The legend of the Punjabi Jutti lives on.
And Zakriya Khan? He's all but forgotten. Only Sikhs remember him - and only as the man who had to be beaten on the head with a Sikh's jutti to be able to perform his normal bodily functions.
There is a message in all of this, Mr Chidambaram. And for you, Mr Tytler. And Mr Sajjan. And all of your ilk.
Read the writing on the wall!
[Vaisakhi Day, 2009]
Conversation about this article
1: Satbir Singh (Los Angeles, U.S.A.), April 14, 2009, 4:13 PM.
This story sounds nice, but does't it show krodh and haumai on the part of Bhai Taru Singh?
2: P.Singh (Canada), April 15, 2009, 1:41 AM.
Nope. But it does show at least two things: 1) God's treatment of the corrupt and evil; and 2) That sometimes, a jutti to the head is the only way to make some people understand.
3: Baljit Kaur (Lucknow, Uttar Pradesh, India), April 16, 2009, 5:16 PM.
Came across the following story circulating amongst the chatter groups on the net, of another jutti story from Punjabi lore. The gist of the tale is a follows: "Outside Amritsar is Ram Tirath, a minor Hindu place of pilgrimage. The mandir is built in honour of Hanuman, the Hindu monkey god. I happened to visit this place in the mid-60s. I saw a marble statue of a pandit (Hindu priest) inside a cage. I was told it was that of Chandu - the rogue behind Guru Arjan's execution. As the legend goes, Chandu was beaten to death with juttis by the general populace. Therefore, according to tradition, anyone who passed by the statue would hit Chandu's statue on its head with a jutti. The temple priests decided to put the statue in a cage, in an attempt to stop this practice. Not long thereafter, frustrated in not being able to wield his jutti, a passerby broke the nose off the statue with a dunda (staff)."
4: Dharamveer Singh (Mumbai, India), July 14, 2009, 3:34 PM.
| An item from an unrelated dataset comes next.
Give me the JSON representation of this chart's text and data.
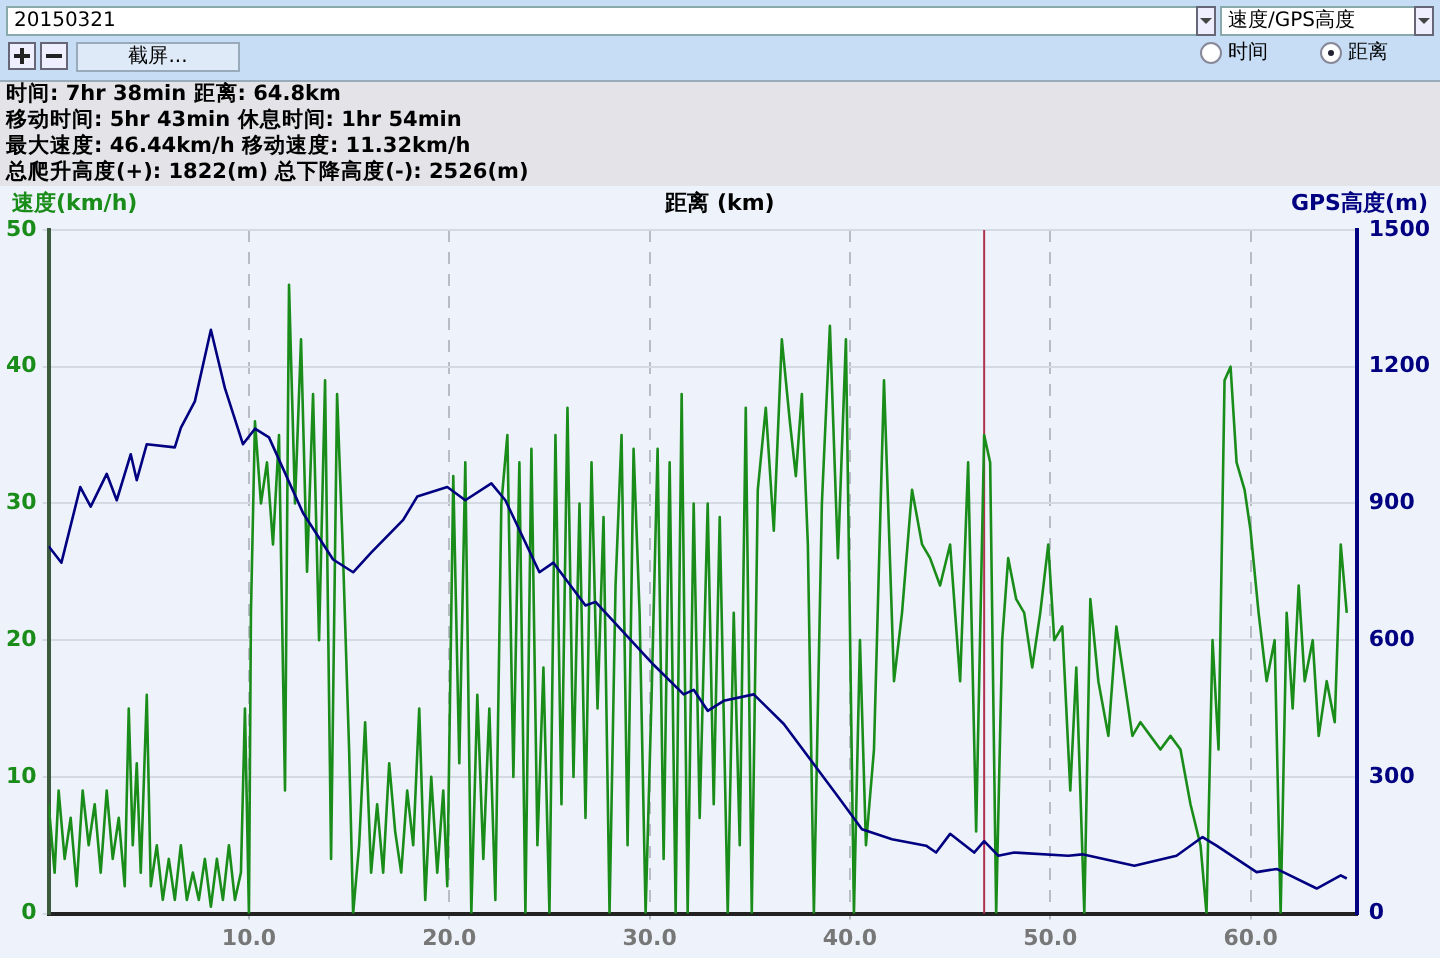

Baljeet Kaur ji, thanks for sharing your story. T.Sher Singh ji ... I also happened to visit a gurdwara in Punjab where they say that a man disguised himself as a Sikh and attacked Guru Sahib with a knife when the latter was cleaning his teeth. But Guru Sahib gave him a blow of the gadvi (metal vessel) he had within reach. The attacker died. But what happens now is that outside the gurdwara is the would-be-assasin's grave and you can see people still beating his coffin with a jutti. You wil find some broken juttis lying atop his coffin. Pretty strange, but also pretty amusing. If anyone knows the name of that gurdwara, please share the info.